On Temporary Monastic Ordination
by Gelong Loden Nyima, Head of Practice and Education at Gampo Abbey
Edited by Emma Cataford, Temporary Monastic at Gampo Abbey
Photographs by Thubten Tingdzen and Adrian Thalasinos Haley

The Shambhala monastic community

The Shambhala monastic community

Someone once asked one of the great monastics and teachers of the Tibetan community in exile why he ordained so many tens of thousands of young monastics knowing full well that many of them would grow up in the monastery, receive an education, and then eventually give back their robes and return to the alluring household world of modern India. His answer was simple, profound, and touching. He said: “They’ll make better parents”.

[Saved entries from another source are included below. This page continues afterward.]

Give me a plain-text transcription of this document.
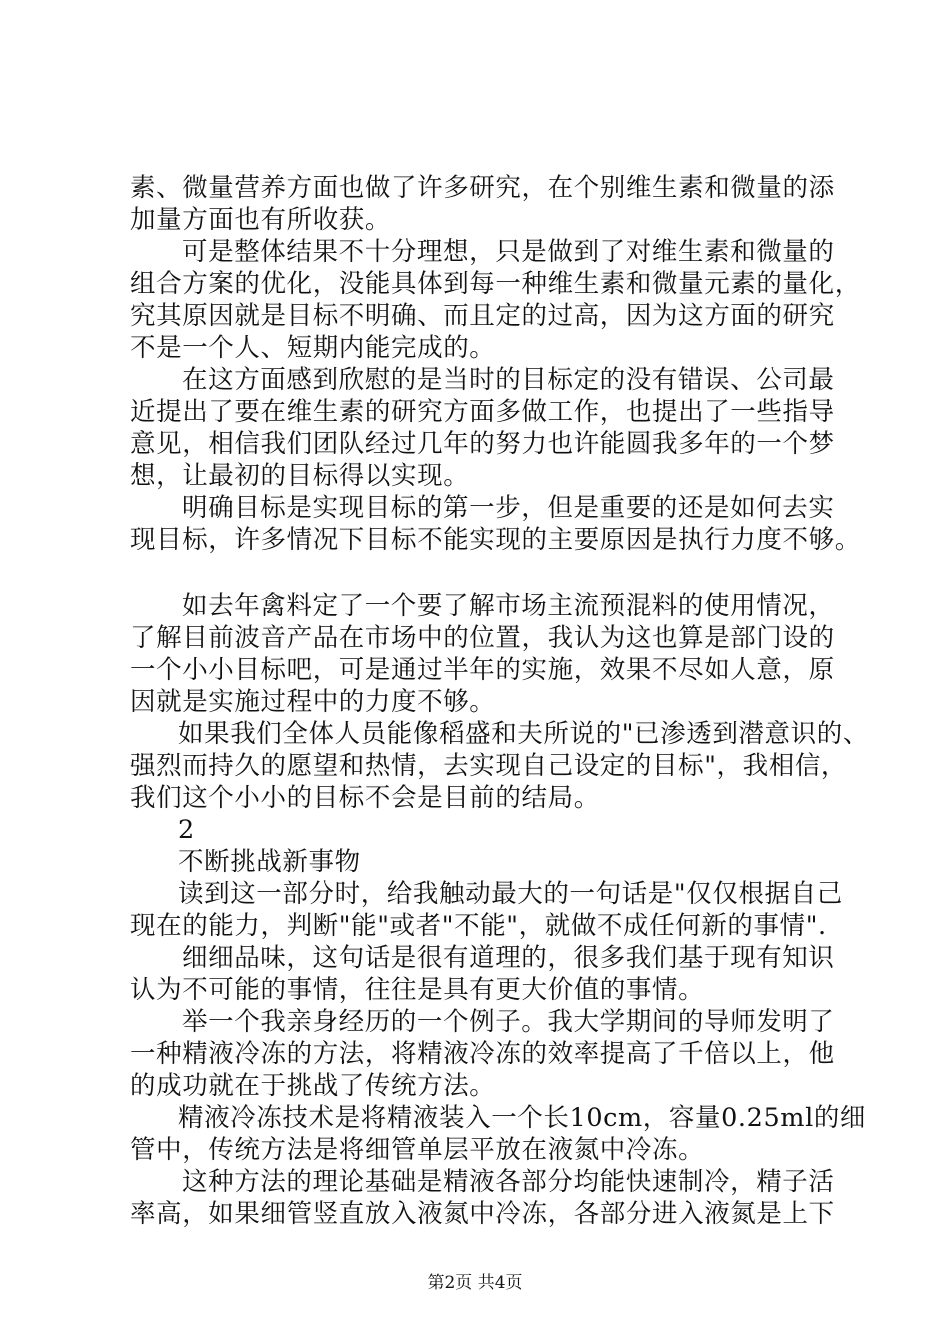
素、微量营养方面也做了许多研究，在个别维生素和微量的添
加量方面也有所收获。
可是整体结果不十分理想，只是做到了对维生素和微量的
组合方案的优化，没能具体到每一种维生素和微量元素的量化，
究其原因就是目标不明确、而且定的过高，因为这方面的研究
不是一个人、短期内能完成的。
在这方面感到欣慰的是当时的目标定的没有错误、公司最
近提出了要在维生素的研究方面多做工作，也提出了一些指导
意见，相信我们团队经过几年的努力也许能圆我多年的一个梦
想，让最初的目标得以实现。
明确目标是实现目标的第一步，但是重要的还是如何去实
现目标，许多情况下目标不能实现的主要原因是执行力度不够。
如去年禽料定了一个要了解市场主流预混料的使用情况，
了解目前波音产品在市场中的位置，我认为这也算是部门设的
一个小小目标吧，可是通过半年的实施，效果不尽如人意，原
因就是实施过程中的力度不够。
如果我们全体人员能像稻盛和夫所说的"已渗透到潜意识的、
强烈而持久的愿望和热情，去实现自己设定的目标"，我相信，
我们这个小小的目标不会是目前的结局。
2
不断挑战新事物
读到这一部分时，给我触动最大的一句话是"仅仅根据自己
现在的能力，判断"能"或者"不能"，就做不成任何新的事情".
细细品味，这句话是很有道理的，很多我们基于现有知识
认为不可能的事情，往往是具有更大价值的事情。
举一个我亲身经历的一个例子。我大学期间的导师发明了
一种精液冷冻的方法，将精液冷冻的效率提高了千倍以上，他
的成功就在于挑战了传统方法。
精液冷冻技术是将精液装入一个长10cm，容量0.25ml的细
管中，传统方法是将细管单层平放在液氮中冷冻。
这种方法的理论基础是精液各部分均能快速制冷，精子活
率高，如果细管竖直放入液氮中冷冻，各部分进入液氮是上下
第2页 共4页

In the Tibetan tradition, temporary ordination was not practiced intentionally: all monastic vows were given as life ordinations. However, in many other dharmic societies, a variety of forms of temporary ordinations have been practiced as an immersion in the dharma and a source of processing and merit for oneself and one’s society. Chögyam Trungpa Rinpoche felt that just such a temporary ordination would be of great benefit in our own society and was part of his founding intention for Gampo Abbey.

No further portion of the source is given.